A grama secou, as trepadeiras escondidas no subsolo morreram, deixando apenas terra nua ao redor de si. Só então ele começou a tecer seu feitiço de escuridão mais forte, Death Zone.
Uma névoa negra e espessa apareceu na frente dele, parecendo uma pequena nuvem de tempestade, apenas vinte metros de comprimento e largura, cerca de três metros de altura.
Depois de conjurá-la, Lith precisou apenas de um pensamento para enviá-la ao corpo principal da criatura.
Como todos os feitiços da escuridão, a Death Zone se movia lentamente, mas seu poder destrutivo era incomparável, a arma perfeita contra um inimigo que não conseguia fugir.
A nuvem destruía tudo em seu caminho, enquanto o guincho da criatura mudava de raiva para medo, e de medo para pavor. Ela tentou atacar Lith para impedir o ataque, mas entre Life Vision e a aura negra, nenhum de seus esforços chegou perto sequer.
Ele podia ver cada um deles em câmera lenta, não apenas por causa de seus sentidos aguçados, mas também porque a magia negra enfraqueceria e corromperia tudo que entrasse em seu alcance.
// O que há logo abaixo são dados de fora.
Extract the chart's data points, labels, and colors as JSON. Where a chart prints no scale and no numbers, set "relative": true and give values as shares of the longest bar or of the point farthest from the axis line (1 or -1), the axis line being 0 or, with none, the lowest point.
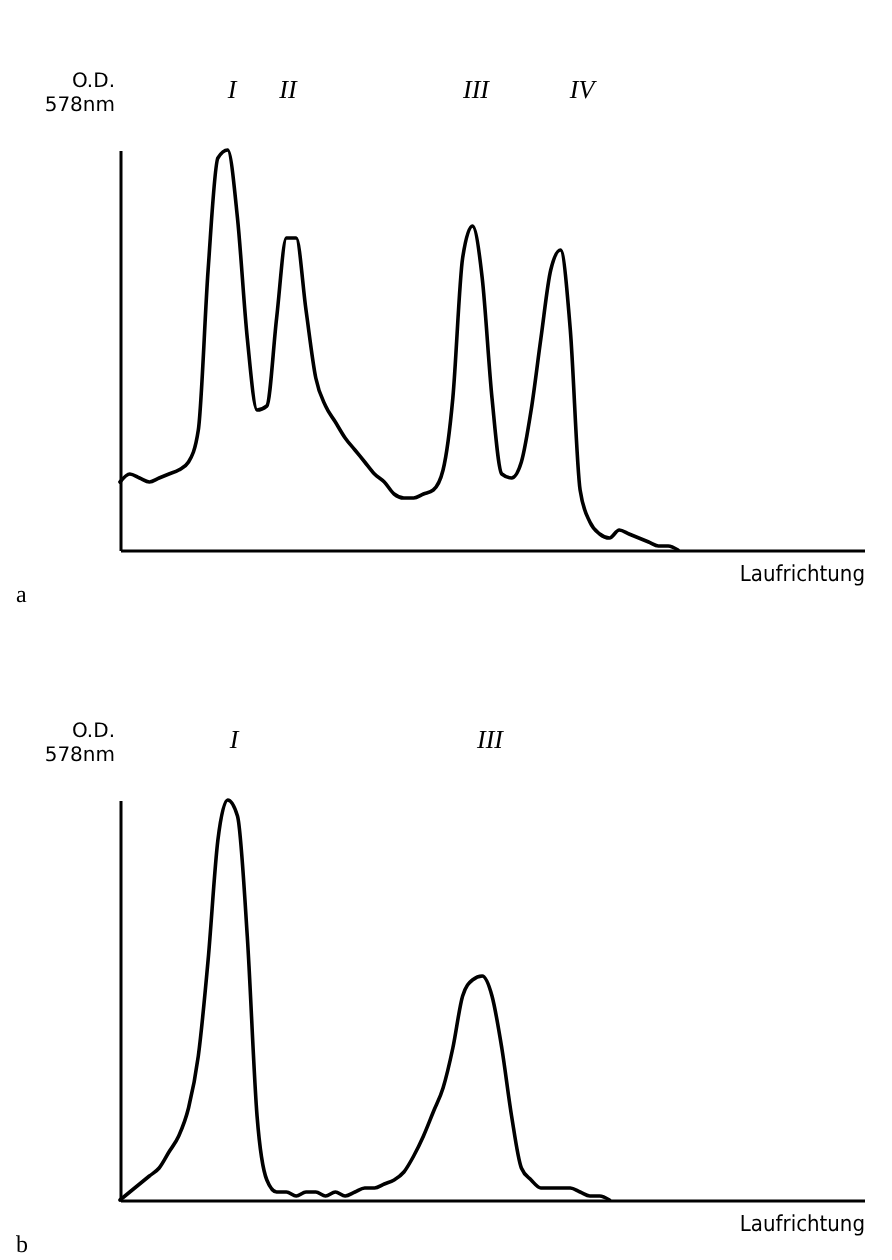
{
  "chart_data": [
    {
      "type": "line",
      "relative": true,
      "ylabel": "O.D.\n578nm",
      "xlabel": "Laufrichtung",
      "annotations": [
        "I",
        "II",
        "III",
        "IV",
        "a"
      ],
      "color": "#000000",
      "categories": [
        null,
        null,
        null,
        null,
        null,
        null,
        null,
        null,
        null,
        null,
        null,
        null,
        null,
        null,
        null,
        null,
        null,
        null,
        null,
        null,
        null,
        null,
        null,
        null,
        null,
        null,
        null,
        null,
        null,
        null,
        null,
        null,
        null,
        null,
        null,
        null,
        null,
        null,
        null,
        null,
        null,
        null,
        null,
        null,
        null,
        null,
        null,
        null,
        null,
        null,
        null,
        null,
        null,
        null,
        null,
        null,
        null,
        null,
        null,
        null,
        null,
        null,
        null,
        null,
        null,
        null,
        null,
        null,
        null,
        null,
        null,
        null,
        null,
        null,
        null,
        null,
        null
      ],
      "values": [
        0.17,
        0.19,
        0.18,
        0.17,
        0.18,
        0.19,
        0.2,
        0.22,
        0.3,
        0.7,
        0.98,
        1,
        0.83,
        0.53,
        0.35,
        0.36,
        0.58,
        0.78,
        0.78,
        0.6,
        0.43,
        0.36,
        0.32,
        0.28,
        0.25,
        0.22,
        0.19,
        0.17,
        0.14,
        0.13,
        0.13,
        0.14,
        0.15,
        0.2,
        0.38,
        0.73,
        0.81,
        0.68,
        0.38,
        0.19,
        0.18,
        0.22,
        0.35,
        0.53,
        0.7,
        0.75,
        0.55,
        0.15,
        0.07,
        0.04,
        0.03,
        0.05,
        0.04,
        0.03,
        0.02,
        0.01,
        0.01,
        0,
        null,
        null,
        null,
        null,
        null,
        null,
        null,
        null,
        null,
        null,
        null,
        null,
        null,
        null,
        null,
        null,
        null,
        null,
        null
      ]
    },
    {
      "type": "line",
      "relative": true,
      "ylabel": "O.D.\n578nm",
      "xlabel": "Laufrichtung",
      "annotations": [
        "I",
        "III",
        "b"
      ],
      "color": "#000000",
      "categories": [
        null,
        null,
        null,
        null,
        null,
        null,
        null,
        null,
        null,
        null,
        null,
        null,
        null,
        null,
        null,
        null,
        null,
        null,
        null,
        null,
        null,
        null,
        null,
        null,
        null,
        null,
        null,
        null,
        null,
        null,
        null,
        null,
        null,
        null,
        null,
        null,
        null,
        null,
        null,
        null,
        null,
        null,
        null,
        null,
        null,
        null,
        null,
        null,
        null,
        null,
        null,
        null,
        null,
        null,
        null,
        null,
        null,
        null,
        null,
        null,
        null,
        null,
        null,
        null,
        null,
        null,
        null,
        null,
        null,
        null,
        null,
        null,
        null,
        null,
        null,
        null,
        null
      ],
      "values": [
        0,
        0.02,
        0.04,
        0.06,
        0.08,
        0.12,
        0.16,
        0.23,
        0.36,
        0.6,
        0.9,
        1,
        0.96,
        0.66,
        0.21,
        0.05,
        0.02,
        0.02,
        0.01,
        0.02,
        0.02,
        0.01,
        0.02,
        0.01,
        0.02,
        0.03,
        0.03,
        0.04,
        0.05,
        0.07,
        0.11,
        0.16,
        0.22,
        0.28,
        0.38,
        0.51,
        0.55,
        0.56,
        0.51,
        0.38,
        0.21,
        0.08,
        0.05,
        0.03,
        0.03,
        0.03,
        0.03,
        0.02,
        0.01,
        0.01,
        0,
        null,
        null,
        null,
        null,
        null,
        null,
        null,
        null,
        null,
        null,
        null,
        null,
        null,
        null,
        null,
        null,
        null,
        null,
        null,
        null,
        null,
        null,
        null,
        null,
        null,
        null
      ]
    }
  ]
}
Quando a Death Zone atingiu seu alvo, a criatura chamou para si toda a consciência dispersa, em uma última tentativa desesperada de sobrevivência. No entanto, tanto Lith como seu feitiço eram implacáveis, frustrando todos os seus ataques.
Qualquer que fosse a massa que o monstro conseguisse formar, só se tornaria alimento para a energia escura.
“Por favor pare!” A criatura falou.
Mas Lith permaneceu imperturbável, mantendo sua guarda e deixando a Death Zone fazer seu trabalho.
“Eu sou igual a você.”
“Não, você não é. Está prestes a morrer.”
O corpo principal estava encolhendo e, sem a energia necessária para sustentar aquela forma enorme, acabava se revertendo para uma planta bem menor. Um arbusto, um feixe, e enfim, uma hera.
– [“Lith, agora que toda a energia está finalmente em um lugar, posso finalmente ver seu núcleo. É …”]-
-“Preto.”- Lith completou o pensamento por ela. -“É outra Abominação. Eu entendi quando vi como todas as formas de vida estavam mortas. Esta parece ter conseguido se estabilizar.”-
“Eu só queria viver. Eu …”
Lith não a deixou continuar o discurso, atirando Plague Arrows como uma metralhadora.
– “Duas coisas que aprendi com filmes de terror.”- Ele explicou a Solus. -“Primeiro, nunca dê a mínima para a história de fundo de um monstro. Não importa o quão soluçando esteja, isso não o impediria de comê-la assim que você virasse as costas para ele. Segundo, no momento em que estiver caído, mate-o até que ele realmente esteja morto. ” –
Com um último uivo estridente, a planta da Abominação morreu, e de repente, todo o espaço ao redor de Lith se transformou em um deserto. A grama, antes verde, passou a virar cinzas, e as cascas falsas apodreceram, deixando apenas árvores velhas e sem vida para trás.
Tudo em um raio de cinquenta metros era idêntico ao de onde ele lutou contra Wither na floresta Trawn, com apenas uma exceção.
O lótus vermelho permanecia deitado no chão, brilhando como se nada tivesse acontecido.